IGNACIO CAMACHO-ABC

Al cabo de cuatro décadas, el debate territorial va a regresar al punto de partida, el de la España de dos velocidades

TODO lo cambió Andalucía. El modelo territorial simétrico del Estado es el fruto de una rebelión andaluza que comenzó tal día como hoy hace cuarenta años. Primero con aquella inmensa manifestación de diciembre del 77 y luego con el referéndum de febrero del 80, en una condiciones de mayoría cualificada –para la autonomía, no para la autodeterminación– que los nacionalistas catalanes no superarían ahora ni en el más delirante de sus cálculos. Y fue una insurrección legal, que acató todos los requisitos jurídicos, basada en un sentimiento igualitario: sencillamente los andaluces se negaron a aceptar el furgón de cola al que el nacionalismo, de acuerdo con Suárez, los había relegado. 

La efemérides del 4-D fue tradicionalmente asumida por el andalucismo histórico y otras fuerzas más o menos marginales que rechazaban la fiesta oficial del 28-F como algo subvertido, propio de un régimen que había traicionado su espíritu genuino.
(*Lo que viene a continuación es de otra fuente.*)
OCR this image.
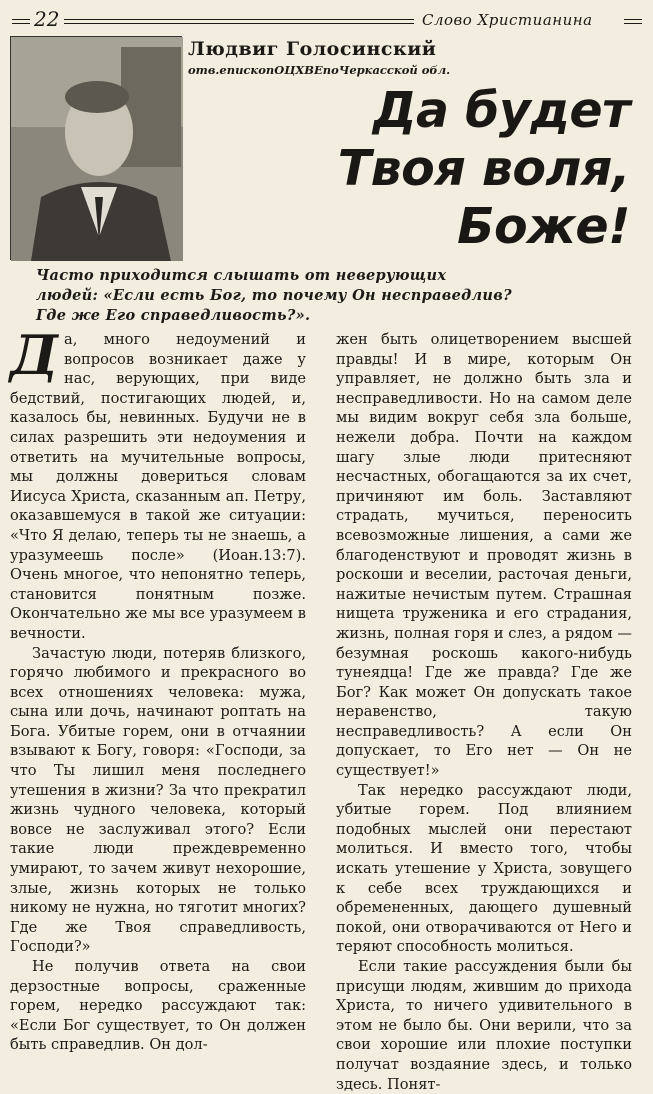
22	Слово Христианина
Людвиг Голосинский
отв.епископОЦХВЕпоЧеркасской обл.
Да будет
Твоя воля,
Боже!
Часто приходится слышать от неверующих людей: «Если есть Бог, то почему Он несправедлив? Где же Его справедливость?».

Да, много недоумений и вопросов возникает даже у нас, верующих, при виде бедствий, постигающих людей, и, казалось бы, невинных. Будучи не в силах разрешить эти недоумения и ответить на мучительные вопросы, мы должны довериться словам Иисуса Христа, сказанным ап. Петру, оказавшемуся в такой же ситуации: «Что Я делаю, теперь ты не знаешь, а уразумеешь после» (Иоан.13:7). Очень многое, что непонятно теперь, становится понятным позже. Окончательно же мы все уразумеем в вечности.

Зачастую люди, потеряв близкого, горячо любимого и прекрасного во всех отношениях человека: мужа, сына или дочь, начинают роптать на Бога. Убитые горем, они в отчаянии взывают к Богу, говоря: «Господи, за что Ты лишил меня последнего утешения в жизни? За что прекратил жизнь чудного человека, который вовсе не заслуживал этого? Если такие люди преждевременно умирают, то зачем живут нехорошие, злые, жизнь которых не только никому не нужна, но тяготит многих? Где же Твоя справедливость, Господи?»

Не получив ответа на свои дерзостные вопросы, сраженные горем, нередко рассуждают так: «Если Бог существует, то Он должен быть справедлив. Он дол-

жен быть олицетворением высшей правды! И в мире, которым Он управляет, не должно быть зла и несправедливости. Но на самом деле мы видим вокруг себя зла больше, нежели добра. Почти на каждом шагу злые люди притесняют несчастных, обогащаются за их счет, причиняют им боль. Заставляют страдать, мучиться, переносить всевозможные лишения, а сами же благоденствуют и проводят жизнь в роскоши и веселии, расточая деньги, нажитые нечистым путем. Страшная нищета труженика и его страдания, жизнь, полная горя и слез, а рядом — безумная роскошь какого-нибудь тунеядца! Где же правда? Где же Бог? Как может Он допускать такое неравенство, такую несправедливость? А если Он допускает, то Его нет — Он не существует!»

Так нередко рассуждают люди, убитые горем. Под влиянием подобных мыслей они перестают молиться. И вместо того, чтобы искать утешение у Христа, зовущего к себе всех труждающихся и обремененных, дающего душевный покой, они отворачиваются от Него и теряют способность молиться.

Если такие рассуждения были бы присущи людям, жившим до прихода Христа, то ничего удивительного в этом не было бы. Они верили, что за свои хорошие или плохие поступки получат воздаяние здесь, и только здесь. Понят-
Sin embargo, Susana Díaz la ha asumido para enviar un mensaje de inconformismo. La presidenta no da puntada sin hilo: quiere señalar su voluntad de dar la batalla contra una reforma constitucional que retorne a las condiciones desiguales del principio. Y el primer destinatario del aviso es su propio partido. Desde la derrota en las primarias busca una oportunidad para marcar territorio y volver a hacerse sitio, y la ha encontrado en los proyectos con que Sánchez e Iceta tratan de resituar al PSOE en una posición de protagonismo. Díaz no está sola; los barones de La Mancha, Extremadura o Valencia desconfían de un posible pacto que otorgue a catalanes y vascos nuevos privilegios financieros y políticos. 

Al cabo de cuatro décadas, el debate va a regresar al punto de partida, el de la España de dos velocidades. El que continúa alimentando el conflicto nacionalista, basado en el empeño de sus promotores por consagrar ventajas y derechos diferenciales. Si a Cataluña y a Euskadi se les concede el rango de nación, volverá la polémica igualitaria y otras regiones querrán subir al rango abstracto de «nacionalidades», con lo único que lograremos será un Estado desatornillado a base de reclamaciones particulares. Eso o extender el sentimiento de agravio a media España para intentar reducir –esfuerzo vano– la desafección de los soberanistas catalanes.

  Al mismo tiempo, crece en las encuestas un estado de opinión favorable a la recentralización de competencias. El desafío independentista ha provocado mucho hartazgo ante el victimismo de las reivindicaciones eternas y hay numerosos ciudadanos que creen llegada la hora de dejar de ceder y abordar la cuestión territorial de otra manera. Justo la contraria, la que impida que España sea un modelo abierto en centrifugación perpetua. Si se abre el tiempo de las reformas, va a ser aún más difícil que en la Transición encontrar un consenso que aprenda de su propia experiencia.